The Sun’s Open–Closed Flux Boundary and the Origin of the Slow Solar Wind

Abstract

The Sun’s open–closed flux boundary (OCB) separates closed and open magnetic field lines, and is the site for interchange magnetic reconnection processes thought to be linked to the origin of the slow solar wind (SSW). We analyze the global magnetic field structure and OCB from 2010 December to 2019 December using three coronal magnetic field models: a potential-field source-surface (PFSS) model, a static equilibrium magnetofrictional model, and a time-dependent magnetofrictional model.

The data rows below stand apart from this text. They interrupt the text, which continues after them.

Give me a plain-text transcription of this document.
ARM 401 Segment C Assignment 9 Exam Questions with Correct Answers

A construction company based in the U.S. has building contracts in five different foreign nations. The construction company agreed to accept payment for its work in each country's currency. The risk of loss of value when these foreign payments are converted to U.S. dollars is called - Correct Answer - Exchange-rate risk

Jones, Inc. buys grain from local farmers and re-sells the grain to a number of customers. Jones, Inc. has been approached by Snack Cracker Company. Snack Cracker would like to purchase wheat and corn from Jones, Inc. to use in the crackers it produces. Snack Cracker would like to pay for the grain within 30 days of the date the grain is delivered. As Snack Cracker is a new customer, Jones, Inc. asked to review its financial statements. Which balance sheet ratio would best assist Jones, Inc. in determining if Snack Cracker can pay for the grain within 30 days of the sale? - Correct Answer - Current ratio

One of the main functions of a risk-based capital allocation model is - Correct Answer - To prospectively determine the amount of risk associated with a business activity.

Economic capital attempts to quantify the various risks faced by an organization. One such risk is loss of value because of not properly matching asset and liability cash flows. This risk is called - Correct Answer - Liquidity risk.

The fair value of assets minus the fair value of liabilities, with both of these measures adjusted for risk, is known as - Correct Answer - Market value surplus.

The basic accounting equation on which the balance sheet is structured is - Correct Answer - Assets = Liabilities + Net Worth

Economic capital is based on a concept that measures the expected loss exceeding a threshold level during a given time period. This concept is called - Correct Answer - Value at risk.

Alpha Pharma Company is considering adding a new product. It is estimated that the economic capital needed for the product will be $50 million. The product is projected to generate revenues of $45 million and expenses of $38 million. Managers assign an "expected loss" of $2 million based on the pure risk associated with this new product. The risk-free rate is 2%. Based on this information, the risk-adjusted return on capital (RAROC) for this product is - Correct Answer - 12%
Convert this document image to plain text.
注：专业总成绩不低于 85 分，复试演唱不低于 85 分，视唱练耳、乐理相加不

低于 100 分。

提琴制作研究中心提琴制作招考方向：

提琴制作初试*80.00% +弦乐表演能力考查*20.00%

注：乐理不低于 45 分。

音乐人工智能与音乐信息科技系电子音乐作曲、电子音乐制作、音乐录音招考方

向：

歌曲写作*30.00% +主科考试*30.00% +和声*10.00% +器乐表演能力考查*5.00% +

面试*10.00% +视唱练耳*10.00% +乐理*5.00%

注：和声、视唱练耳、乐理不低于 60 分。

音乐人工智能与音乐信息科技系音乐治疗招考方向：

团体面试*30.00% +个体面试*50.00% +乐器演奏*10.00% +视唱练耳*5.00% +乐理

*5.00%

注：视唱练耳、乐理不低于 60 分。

We analyze the model and cycle dependence of the OCB length on the photosphere, as well as the magnetic flux in the vicinity of the OCB. Near solar maximum, the coronal magnetic field for each model consists predominantly of long, narrow coronal holes, and nearly all the open flux lies within 1 supergranule diameter (25 Mm) of the OCB. By comparing to interplanetary scintillation measurements of SSW speeds, we argue that the fraction of open flux within this 25 Mm band is a good predictor of the amount of SSW in the heliosphere. Importantly, despite its simplicity, we show that the PFSS model estimates this fraction as well as the time-dependent model. We discuss the implications of our results for understanding SSW origins and interchange reconnection at the OCB.